Professor R. Leon Fitts
LEON FITTS arrived at Dickinson as an assistant professor of Classical Studies in 1972 and retires in 2008 as the Asbury J. Clark Professor of Classical Studies. His new home is Augusta, Georgia, where Mary, his wife of 45 years, grew up and where they have chosen to retire. Leon is perhaps best known to most faculty as Marshal of the College, the jovial yet dignified juggernaut at the front of the pack for the last twenty-three years of his Dickinson career. (link to Dickinson Magazine Article)
Greek historian by training, Roman archaeologist by vocation
Leon graduated from Baylor University, then the University of Georgia, and finally Ohio State, where he received the PhD in 1971 with a thesis on “The Political Attacks on Pericles’ Friends.” Shortly after arriving at Dickinson, however, he did what few in this allegedly interdisciplinary day would venture to do at that stage of career, he retrained himself for a quite different scholarly specialty, Roman archaeology.

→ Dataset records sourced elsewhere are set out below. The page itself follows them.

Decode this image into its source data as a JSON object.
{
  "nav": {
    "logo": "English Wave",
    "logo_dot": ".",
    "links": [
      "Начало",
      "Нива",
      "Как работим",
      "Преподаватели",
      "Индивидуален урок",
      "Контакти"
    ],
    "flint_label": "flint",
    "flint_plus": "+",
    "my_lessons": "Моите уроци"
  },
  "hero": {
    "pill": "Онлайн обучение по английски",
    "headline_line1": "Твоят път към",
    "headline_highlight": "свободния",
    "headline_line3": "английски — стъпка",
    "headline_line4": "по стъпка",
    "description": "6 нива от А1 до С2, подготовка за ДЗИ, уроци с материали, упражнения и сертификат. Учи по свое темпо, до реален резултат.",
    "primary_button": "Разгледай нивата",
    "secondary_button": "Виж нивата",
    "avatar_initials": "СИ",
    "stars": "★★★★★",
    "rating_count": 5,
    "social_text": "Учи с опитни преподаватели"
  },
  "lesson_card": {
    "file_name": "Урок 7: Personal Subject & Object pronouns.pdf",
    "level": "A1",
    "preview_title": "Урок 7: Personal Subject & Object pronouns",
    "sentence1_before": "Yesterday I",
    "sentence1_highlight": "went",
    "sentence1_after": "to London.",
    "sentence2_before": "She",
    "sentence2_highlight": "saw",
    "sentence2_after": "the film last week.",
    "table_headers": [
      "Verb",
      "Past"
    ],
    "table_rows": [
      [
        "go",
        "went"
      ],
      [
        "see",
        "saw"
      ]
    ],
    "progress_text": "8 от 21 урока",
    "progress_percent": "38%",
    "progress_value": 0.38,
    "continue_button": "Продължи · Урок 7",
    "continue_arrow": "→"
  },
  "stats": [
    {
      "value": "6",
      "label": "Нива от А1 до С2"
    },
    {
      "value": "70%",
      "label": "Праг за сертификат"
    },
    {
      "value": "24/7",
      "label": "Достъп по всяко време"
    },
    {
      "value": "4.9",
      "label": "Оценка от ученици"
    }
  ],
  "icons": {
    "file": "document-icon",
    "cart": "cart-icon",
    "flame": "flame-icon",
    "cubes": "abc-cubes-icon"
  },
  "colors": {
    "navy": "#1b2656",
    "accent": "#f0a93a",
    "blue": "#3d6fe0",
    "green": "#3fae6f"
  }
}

In this field he has published a series of important articles and reports dealing with the Romano-British sites of Stanwick, Rockcastle, Melsonby, Traprain Law, as well as the fundamental book on the British tribe the Brigantes and their relations with the Romans, published with Brian Hartley in 1988. Beginning in 1976 he directed, in collaboration with British colleagues, excavations at the sites just mentioned and others, with such distinction that he received in 1996 the extremely rare honor for an American scholar of being elected a Fellow of the Society of Antiquaries of London. He was also inducted into the Scottish equivalent in 2004. His teaching and mentoring of students has been recognized by the Ganoe Award for inspirational teaching, which he received in 1977, as well as by his being made godfather to many of his ex-students’ children.
The record of scholarship, teaching, and service to the college is impressive, all the more so since it seems that his true destiny, by birth and by physical endowment, was to play football. A native of Sweetwater in the great state of Texas, the future Professor Fitts started playing organized football in the third grade, so that by his senior year in a Triple A Texas high school he was a 220 lb All-State tackle. Somewhere around 30 colleges and universities made him offers, schools such as the University of Oklahoma and Dartmouth, but strangely not UT Austin, a fact that inspired his lifelong distrust of the Longhorns.
Leon ultimately chose Rice, where he made the All-Southwest Conference freshman team. Soon, however, he became disenchanted with big time college football. “It was fun in high school,” he recalled to a Dickinsonian reporter, “but when I got to Rice, I found that football was just a big business. I had a contract to do a job. The fun was gone.” He decided to quit playing and start studying, and transferred to Baylor to prepare for the ministry. That’s where he began studying Greek.
What football and archaeology share is the uniting of the physical with the mental. Archaeology probably involves more physical labor than any other area of academic inquiry. As Leon wrote in 1978, “An archaeologist reconstructs man’s past by digging physically through his fragmented remains and transfusing meaning into them by the use of the mind. In each instance, the marriage of labor and thought produces happiness and contentment.”
As a teacher Leon has little patience with the theories of modern pedagogy. An unrepentant lecturer, he insisted that students memorize, a lot: not just dates, but obscure historical terms, elaborate archaeological ground plans of the Roman forum; the concrete data on which historical inquiry must rest. While most of the educational establishment was busy thinking of new ways to titillate the jaded undergraduate palette, Fitts once summed up his tough love approach, “They have a sense of entitlement; you have to break it.” It was tough, and they loved it.
Leon's involvement with students was significant. Many times former students from the 70's, 80's, and 90's stopped by the department unannounced to say hello, reminisce, and catch up. But the real treat was to go abroad with Leon. His appetite for ancient ruins, food, drink, conversation, and laughter created a unique Dickinson experience. Because he treated his students like adults and expected them to act accordingly while abroad, special bonds were created.
There was nothing like searching through the ruins of the Roman Forum or Ostia during the hottest summer day, and then having a wonderful dinner at one of Leon's chosen trattorias, topped off with a gelato. For the intrepid, a nightcap or two with their fearless leader was de rigueur as well. The conversation ranged from the Greeks and Romans to someone's latest romantic involvement. Students never forget such experiences, often saying that these were their most cherished Dickinson memories.
Yet another Fittsian maxim reveals his belief in education beyond the classroom: “If you want to get to know a student, play racquet ball with him.” Racquet ball, rather than football, was the destroyer of his much-operated on knees. He gave no more ground on the court than on the football field, however, and at least one student received a black eye during this kind of extra-curricular edification. Life-long friendships started there, and in the trenches at Leon’s many summer digs, and on the football field as well, since for years Leon found the time amidst his other responsibilities to coach the Red Devil defensive line.